Improved decoding of expander codes: fundamental trade-off between expansion ratio and minimum distance of inner code

Tanner codes are graph-based linear codes whose parity-check matrices can be characterized by a bipartite graph $G$ together with an inner code $C_0$. Expander codes are Tanner codes whose defining bipartite graph $G$ has good expansion property. The landmark work of Sipser and Spielman showed that every bipartite expander $G$ with expansion ratio $\delta>3/4$ together with a parity-check code defines an expander code which corrects $\Omega(n)$ errors in $O(n)$ time, where $n$ is the code length. Viderman showed that $\delta>2/3-\Omega(1)$ is already sufficient. Our paper is motivated by the following natural and fundamental problem in decoding expander codes: \textbf{Question:} What are the sufficient and necessary conditions that $\delta$ and $d_0$ should satisfy so that {\it every} bipartite expander $G$ with expansion ratio $\delta$ and {\it every} inner code $C_0$ with minimum distance $d_0$ together define an expander code which corrects $\Omega(n)$ errors in $O(n)$ time?

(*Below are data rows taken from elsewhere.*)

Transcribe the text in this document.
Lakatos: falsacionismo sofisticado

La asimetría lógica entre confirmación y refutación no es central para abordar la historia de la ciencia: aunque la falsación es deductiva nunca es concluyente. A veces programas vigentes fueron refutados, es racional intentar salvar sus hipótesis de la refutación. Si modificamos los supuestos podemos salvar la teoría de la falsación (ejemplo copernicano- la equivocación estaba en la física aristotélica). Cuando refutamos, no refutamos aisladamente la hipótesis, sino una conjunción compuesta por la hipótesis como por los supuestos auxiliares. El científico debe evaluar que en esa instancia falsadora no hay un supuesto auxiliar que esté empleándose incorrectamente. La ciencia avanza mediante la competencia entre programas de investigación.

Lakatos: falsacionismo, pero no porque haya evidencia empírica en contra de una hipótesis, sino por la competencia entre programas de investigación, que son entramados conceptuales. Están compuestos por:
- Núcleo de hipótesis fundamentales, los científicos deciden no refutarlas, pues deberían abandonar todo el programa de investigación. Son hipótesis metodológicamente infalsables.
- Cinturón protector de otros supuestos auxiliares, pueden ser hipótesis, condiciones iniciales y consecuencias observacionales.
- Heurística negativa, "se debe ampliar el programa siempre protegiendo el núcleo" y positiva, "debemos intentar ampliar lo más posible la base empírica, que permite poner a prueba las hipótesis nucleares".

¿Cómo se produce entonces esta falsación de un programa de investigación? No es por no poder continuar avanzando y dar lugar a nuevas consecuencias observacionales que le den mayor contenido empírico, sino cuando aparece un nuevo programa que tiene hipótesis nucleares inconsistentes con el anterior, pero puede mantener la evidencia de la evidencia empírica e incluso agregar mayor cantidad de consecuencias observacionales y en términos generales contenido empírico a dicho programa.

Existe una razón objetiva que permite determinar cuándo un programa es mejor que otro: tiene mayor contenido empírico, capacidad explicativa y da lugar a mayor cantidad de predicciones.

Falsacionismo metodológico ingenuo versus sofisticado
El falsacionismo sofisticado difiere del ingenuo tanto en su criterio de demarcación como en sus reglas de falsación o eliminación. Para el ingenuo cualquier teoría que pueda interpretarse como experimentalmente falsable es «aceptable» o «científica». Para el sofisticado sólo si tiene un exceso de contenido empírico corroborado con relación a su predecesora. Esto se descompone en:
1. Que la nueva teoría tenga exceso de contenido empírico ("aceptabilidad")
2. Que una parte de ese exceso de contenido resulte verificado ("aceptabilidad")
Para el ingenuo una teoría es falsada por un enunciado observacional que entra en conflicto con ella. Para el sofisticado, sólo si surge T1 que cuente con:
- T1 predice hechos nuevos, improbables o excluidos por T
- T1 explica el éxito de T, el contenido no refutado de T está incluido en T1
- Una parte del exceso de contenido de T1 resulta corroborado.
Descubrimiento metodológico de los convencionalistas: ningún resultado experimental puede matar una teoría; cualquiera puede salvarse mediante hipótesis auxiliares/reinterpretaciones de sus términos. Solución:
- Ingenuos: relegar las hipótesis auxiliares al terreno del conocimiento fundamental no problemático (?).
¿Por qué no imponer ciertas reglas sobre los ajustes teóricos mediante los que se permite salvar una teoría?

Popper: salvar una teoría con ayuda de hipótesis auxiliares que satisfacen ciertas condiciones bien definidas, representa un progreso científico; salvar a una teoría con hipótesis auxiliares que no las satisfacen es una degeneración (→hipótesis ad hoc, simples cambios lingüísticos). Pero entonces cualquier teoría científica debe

We give a near-optimal solution to the question above, showing that $\delta d_0>3$ is sufficient and $\delta d_0>1$ is necessary. Our result significantly improves the previously known result of Dowling and Gao, who showed that $d_0=\Omega(c\delta^{-2})$ is sufficient, where $c$ is the left-degree of $G$. We suspect that $\delta d_0>1$ is also sufficient to solve the question above.